Cohen's Fire Sale (1907)

Directed by Edwin S. Porter. "A very early silent short from film pioneer Edwin S. Porter. Based on popular vaudeville routines of the day, the title character is a made up in a rather grotesque, broadly stereotyped manner and the sketch itself could definitely be viewed as an offensive piece. A Jewish store owner sees his new shipment of hats picked up by the trash wagon and chases the vehicle down to recapture his merchandise. When the hats don't sell anyway, he sets his business on fire to collect the insurance money." [from FACETS catalog] 10 min.

Conspiracy (Law & Order) (1999, TV)

A prominent black political leader is shot and killed at a rally and a Jewish liberal, seen at the rally with a gun, is blamed and brought to trial. 47 min.

Creating Jewish Characters for TV.

One in a series of satellite seminars which investigate how prime-time television is conceptualized and created.

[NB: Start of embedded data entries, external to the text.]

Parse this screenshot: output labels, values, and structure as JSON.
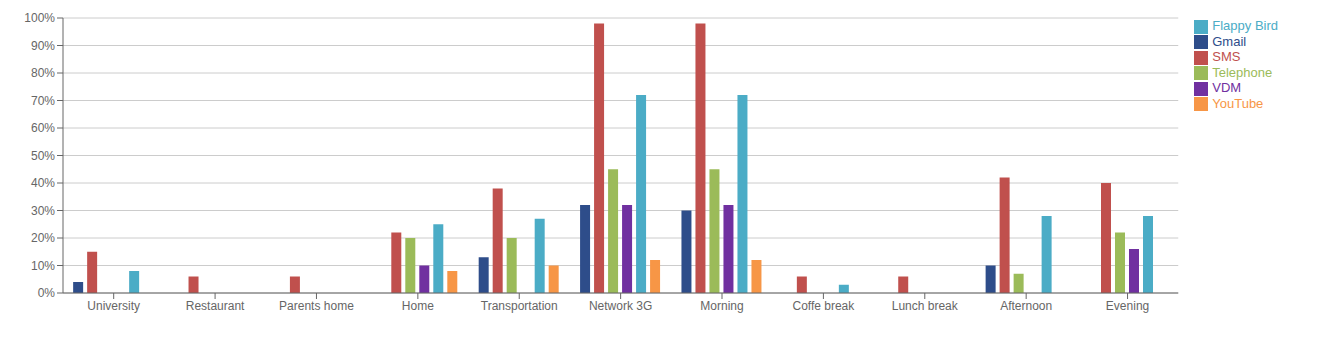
{
  "chart_data": {
    "type": "bar",
    "categories": [
      "University",
      "Restaurant",
      "Parents home",
      "Home",
      "Transportation",
      "Network 3G",
      "Morning",
      "Coffe break",
      "Lunch break",
      "Afternoon",
      "Evening"
    ],
    "series": [
      {
        "name": "Gmail",
        "color": "#2E4D8A",
        "values": [
          4,
          0,
          0,
          0,
          13,
          32,
          30,
          0,
          0,
          10,
          0
        ]
      },
      {
        "name": "SMS",
        "color": "#C0504D",
        "values": [
          15,
          6,
          6,
          22,
          38,
          98,
          98,
          6,
          6,
          42,
          40
        ]
      },
      {
        "name": "Telephone",
        "color": "#9BBB59",
        "values": [
          0,
          0,
          0,
          20,
          20,
          45,
          45,
          0,
          0,
          7,
          22
        ]
      },
      {
        "name": "VDM",
        "color": "#7030A0",
        "values": [
          0,
          0,
          0,
          10,
          0,
          32,
          32,
          0,
          0,
          0,
          16
        ]
      },
      {
        "name": "Flappy Bird",
        "color": "#4BACC6",
        "values": [
          8,
          0,
          0,
          25,
          27,
          72,
          72,
          3,
          0,
          28,
          28
        ]
      },
      {
        "name": "YouTube",
        "color": "#F79646",
        "values": [
          0,
          0,
          0,
          8,
          10,
          12,
          12,
          0,
          0,
          0,
          0
        ]
      }
    ],
    "ylim": [
      0,
      100
    ],
    "yticks": [
      {
        "value": 0,
        "label": "0%"
      },
      {
        "value": 10,
        "label": "10%"
      },
      {
        "value": 20,
        "label": "20%"
      },
      {
        "value": 30,
        "label": "30%"
      },
      {
        "value": 40,
        "label": "40%"
      },
      {
        "value": 50,
        "label": "50%"
      },
      {
        "value": 60,
        "label": "60%"
      },
      {
        "value": 70,
        "label": "70%"
      },
      {
        "value": 80,
        "label": "80%"
      },
      {
        "value": 90,
        "label": "90%"
      },
      {
        "value": 100,
        "label": "100%"
      }
    ],
    "grid": true,
    "legend": "right"
  }
}
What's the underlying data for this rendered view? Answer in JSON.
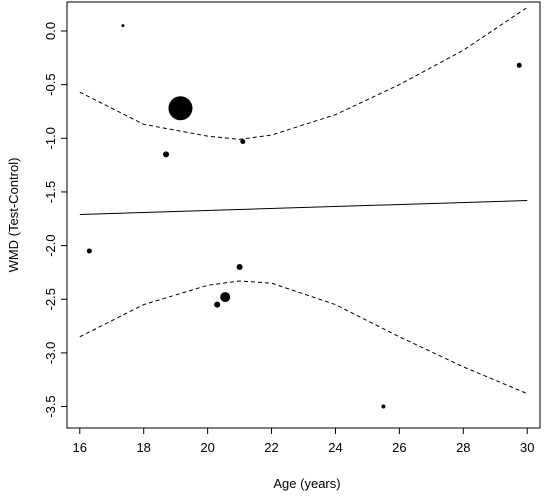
{
  "chart_data": {
    "type": "scatter",
    "x_label": "Age (years)",
    "y_label": "WMD (Test-Control)",
    "xlim": [
      15.6,
      30.4
    ],
    "ylim": [
      -3.7,
      0.27
    ],
    "xticks": [
      16,
      18,
      20,
      22,
      24,
      26,
      28,
      30
    ],
    "yticks": [
      {
        "value": 0,
        "label": "0.0"
      },
      -0.5,
      {
        "value": -1,
        "label": "-1.0"
      },
      -1.5,
      {
        "value": -2,
        "label": "-2.0"
      },
      -2.5,
      {
        "value": -3,
        "label": "-3.0"
      },
      -3.5
    ],
    "color": "#000000",
    "points": {
      "x": [
        17.35,
        29.75,
        19.15,
        18.7,
        21.1,
        16.3,
        21.0,
        20.55,
        20.3,
        25.5
      ],
      "values": [
        0.05,
        -0.32,
        -0.72,
        -1.15,
        -1.03,
        -2.05,
        -2.2,
        -2.48,
        -2.55,
        -3.5
      ],
      "sizes": [
        1.5,
        2.5,
        12,
        3,
        2.5,
        2.5,
        3,
        5,
        3,
        2
      ]
    },
    "fit": {
      "x": [
        16,
        30
      ],
      "values": [
        -1.71,
        -1.58
      ]
    },
    "upper_band": {
      "x": [
        16,
        18,
        20,
        21,
        22,
        24,
        26,
        28,
        30
      ],
      "values": [
        -0.57,
        -0.87,
        -0.98,
        -1.01,
        -0.97,
        -0.78,
        -0.5,
        -0.18,
        0.22
      ]
    },
    "lower_band": {
      "x": [
        16,
        18,
        20,
        21,
        22,
        24,
        26,
        28,
        30
      ],
      "values": [
        -2.85,
        -2.55,
        -2.37,
        -2.33,
        -2.35,
        -2.55,
        -2.85,
        -3.13,
        -3.38
      ]
    }
  }
}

This film explores the creation and characterization of Jewish characters presented in television sit-coms and dramas through comments by the creators of "Thirtysomething," "Chicago hope," "Relativity," "Northern exposure," and "Seinfeld." This seminar is presented at the Museum of Television and Radio, Los Angeles, California. 1998. 61 min.

Crossfire (1947)

Directed by Edward Dmytryk. Cast: Robert Young, Robert Mitchum, Robert Ryan, Gloria Grahame, Paul Kelly, Sam Levene, Jacqueline White, Steve Brodie, George Cooper, Richard Benedict, Richard Powers, William Phipps, Lex Barker, Marlo Dwyer. This intense thriller was shot entirely with a style reminiscent of expressionism. A Jew is murdered in a New York hotel, and three ex-soldiers are suspected. Hollywood's first strong statement against anti-semitism.

Crossing Delancy (1988)

Directed by Joan Micklin Silver. Cast: Amy Irving, Peter Riegert, Jeroen Krabbe, Sylvia Miles, Reizl Bozyk. The Jewish grandmother of a 30-something year old woman in New York decides her granddaughter should be married, and hires a matchmaker. Isabelle, the granddaughter, who considers herself successful and happy, is appalled, but humors her grandmother and agrees to meet the marriage prospect, a man who runs a streetside pickle stand. Based on the play by Susan Sandler. 97 min.